Your parents have the right to change their decisions too. The one that changes most often is when you ask them for permission to go somewhere and you give them just enough information to get you the decision you want, hoping that it stops there! Some parents, however, insist on knowing more and may then tell you that, based on their new information, they are withdrawing the permission they gave you to go somewhere. They may also simply decide that upon reflection on something, they have changed their minds.

So with this freedom to change our minds, what about the pressure we put on ourselves and others to be consistent. We speak of honourable people who are those who commit to something and remain committed. We speak of being a “man of your word” and “your word is your bond”. Are we now permitted to drop our commitment because it’s ok to change our minds? Is it ok for us to say we will go out on a date with someone and then drop them when we find someone we think is better? Is it ok to take up a sport and when we get dropped from a team or don’t play in the position we want just to bale out saying we’re entitled to “change our mind”?

Here I am afraid is where it gets murky and where I cannot give you hard and fast rules for your decisions. I want you to be young men of honour whose word means something yet I want you too to be flexible and adaptable, not sticking rigidly to something out of stubbornness. It is going to be up to you to make these decisions – when to stand firm and when to change. Each of these decisions will have consequences for you and for those around you, so make your decisions as best you can with as much information as possible and considering the impact they may have.

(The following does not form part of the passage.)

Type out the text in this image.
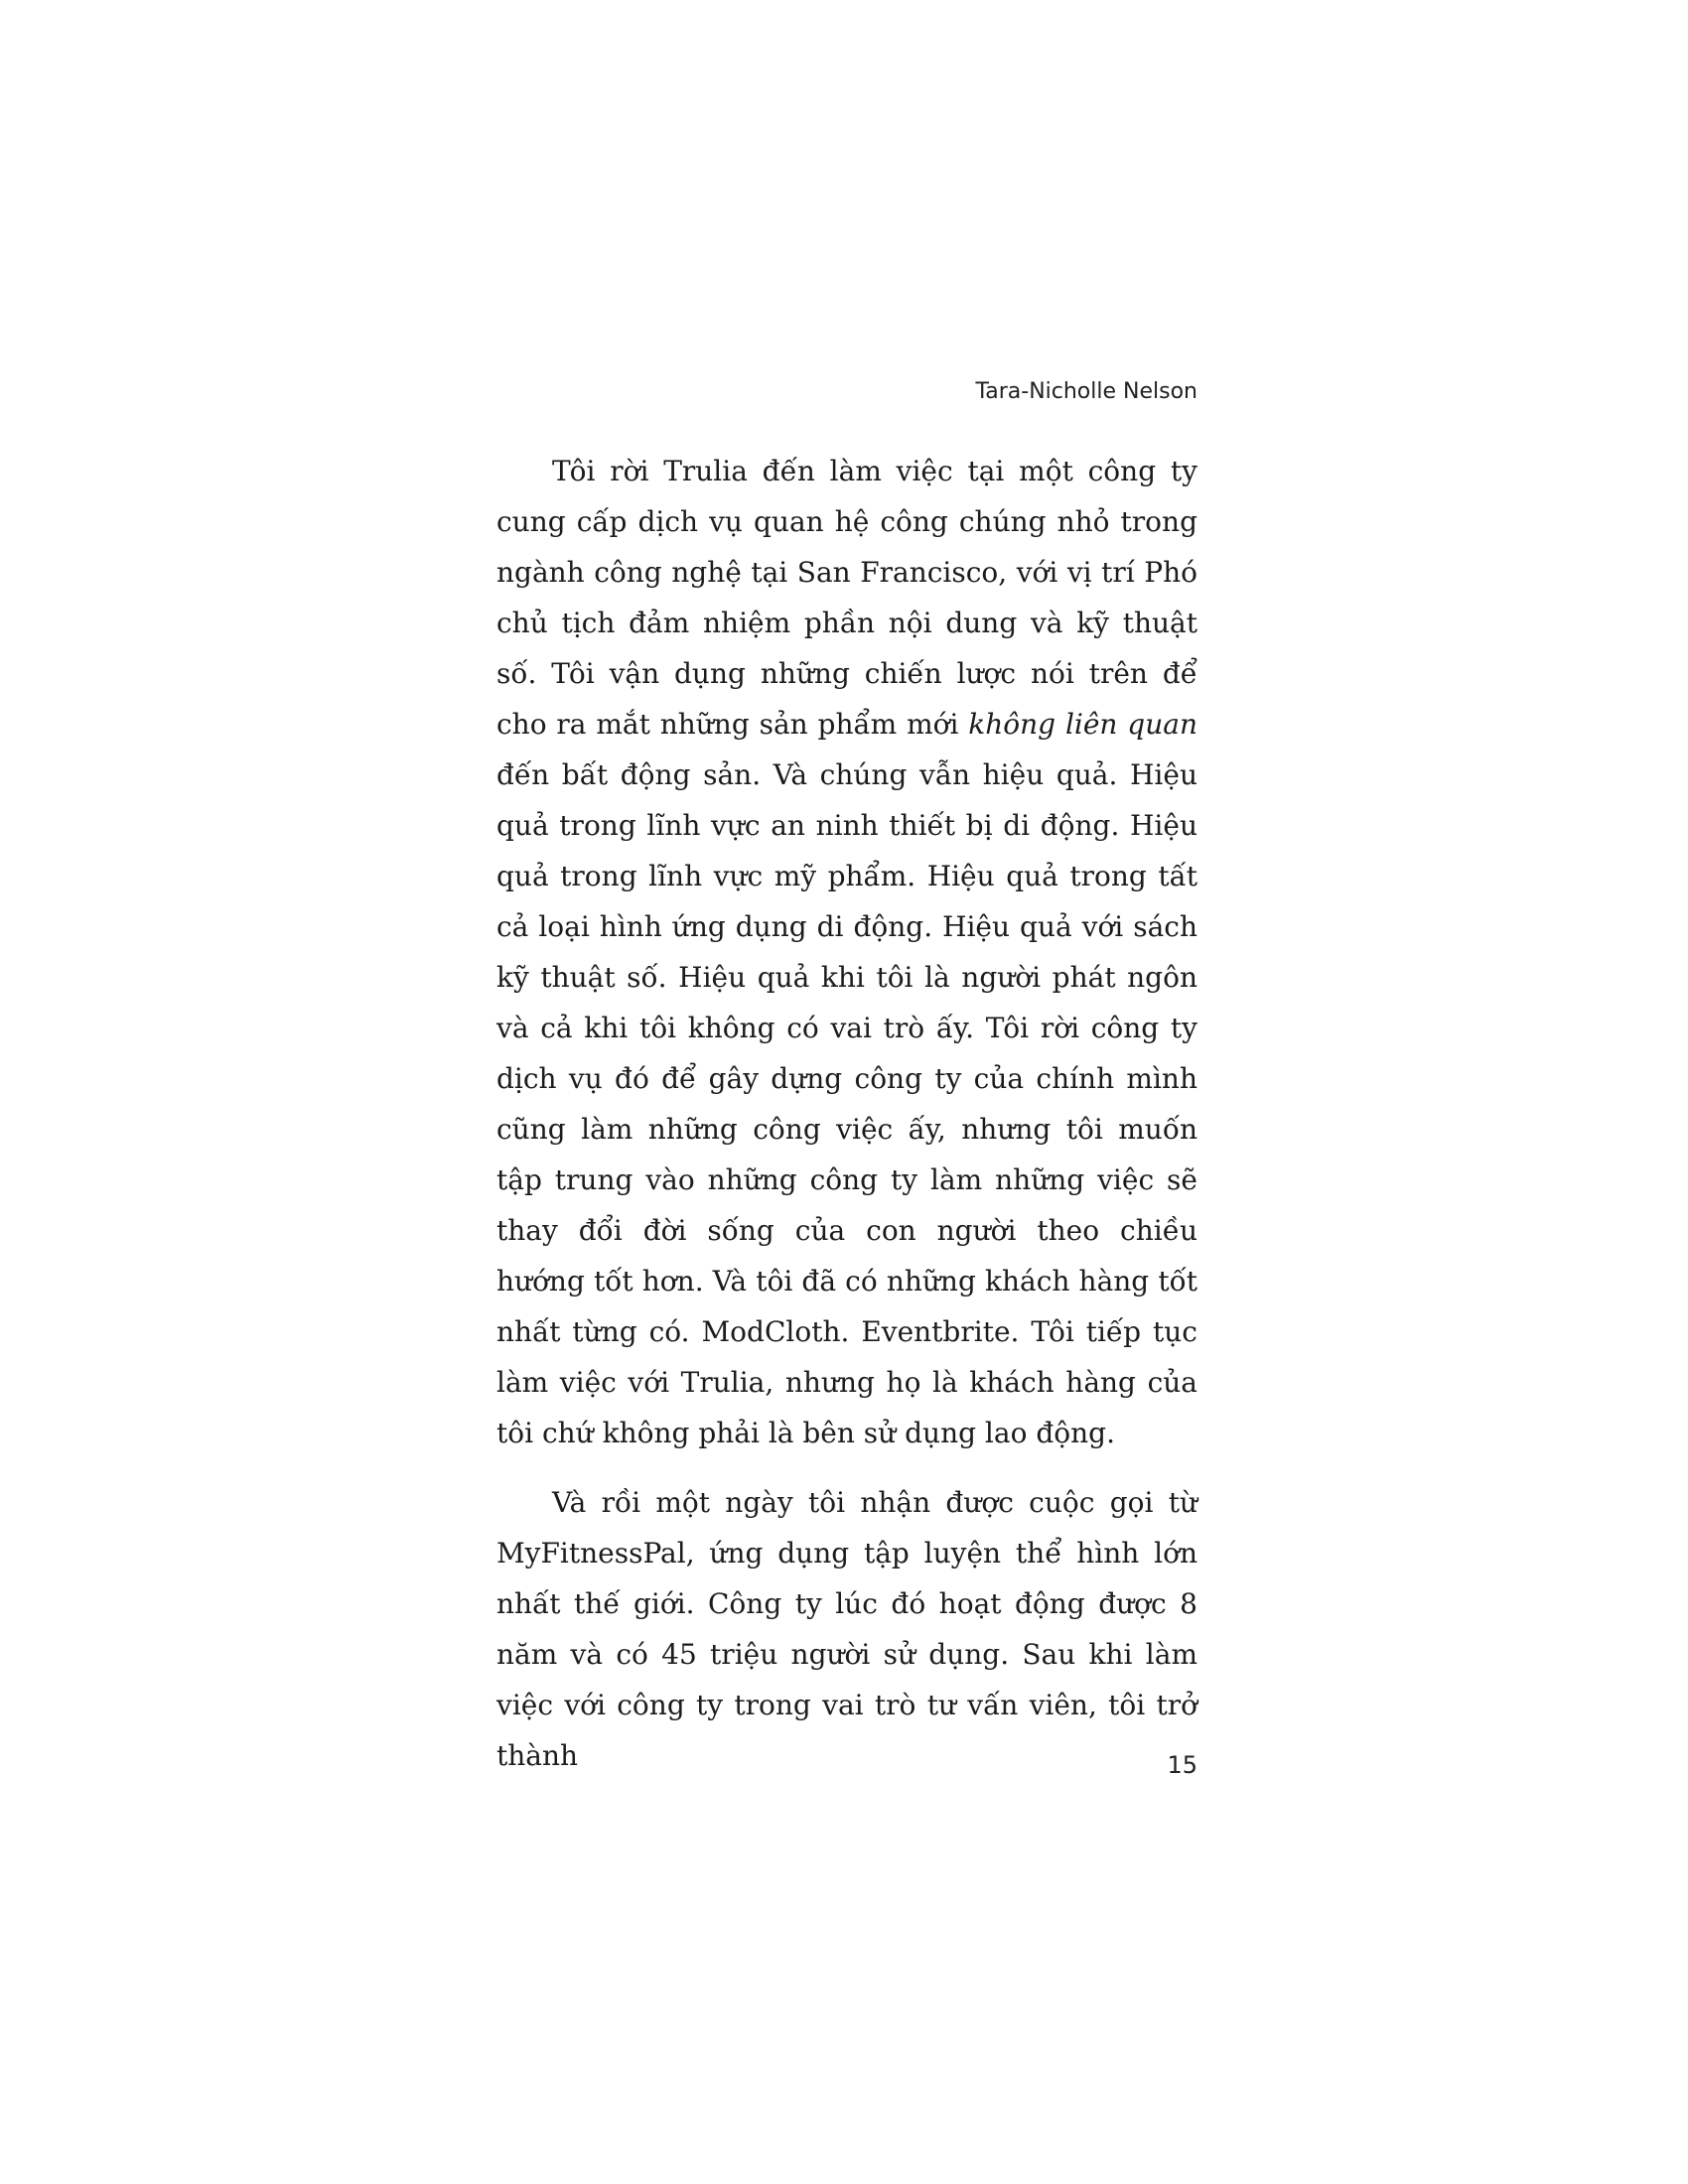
Tara-Nicholle Nelson

Tôi rời Trulia đến làm việc tại một công ty cung cấp dịch vụ quan hệ công chúng nhỏ trong ngành công nghệ tại San Francisco, với vị trí Phó chủ tịch đảm nhiệm phần nội dung và kỹ thuật số. Tôi vận dụng những chiến lược nói trên để cho ra mắt những sản phẩm mới không liên quan đến bất động sản. Và chúng vẫn hiệu quả. Hiệu quả trong lĩnh vực an ninh thiết bị di động. Hiệu quả trong lĩnh vực mỹ phẩm. Hiệu quả trong tất cả loại hình ứng dụng di động. Hiệu quả với sách kỹ thuật số. Hiệu quả khi tôi là người phát ngôn và cả khi tôi không có vai trò ấy. Tôi rời công ty dịch vụ đó để gây dựng công ty của chính mình cũng làm những công việc ấy, nhưng tôi muốn tập trung vào những công ty làm những việc sẽ thay đổi đời sống của con người theo chiều hướng tốt hơn. Và tôi đã có những khách hàng tốt nhất từng có. ModCloth. Eventbrite. Tôi tiếp tục làm việc với Trulia, nhưng họ là khách hàng của tôi chứ không phải là bên sử dụng lao động.

Và rồi một ngày tôi nhận được cuộc gọi từ MyFitnessPal, ứng dụng tập luyện thể hình lớn nhất thế giới. Công ty lúc đó hoạt động được 8 năm và có 45 triệu người sử dụng. Sau khi làm việc với công ty trong vai trò tư vấn viên, tôi trở thành	15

One of the wisest mantras I live by many times is to put time between a situation and a decision if possible. If someone throws a rock at your head, you will not have time to think and your immediate reaction will determine the consequence but if someone asks you to bunk class with them, a certain amount of time spent thinking often makes for better decisions.

The phrase I use is “between action and reaction lies consequence” – a phrase I heard many years ago that has stuck with me ever since. If you can slip as much time as possible between action and reaction, chances are you will have a better consequence. In my work, this is often in the writing of emails. Many times I have written a response to a parent, staff colleague or GDE official in haste but had the sense not to press “send”. An hour or so later, or even the next day, my feelings are often very different and my emotions slightly duller which often allows for a better outcome.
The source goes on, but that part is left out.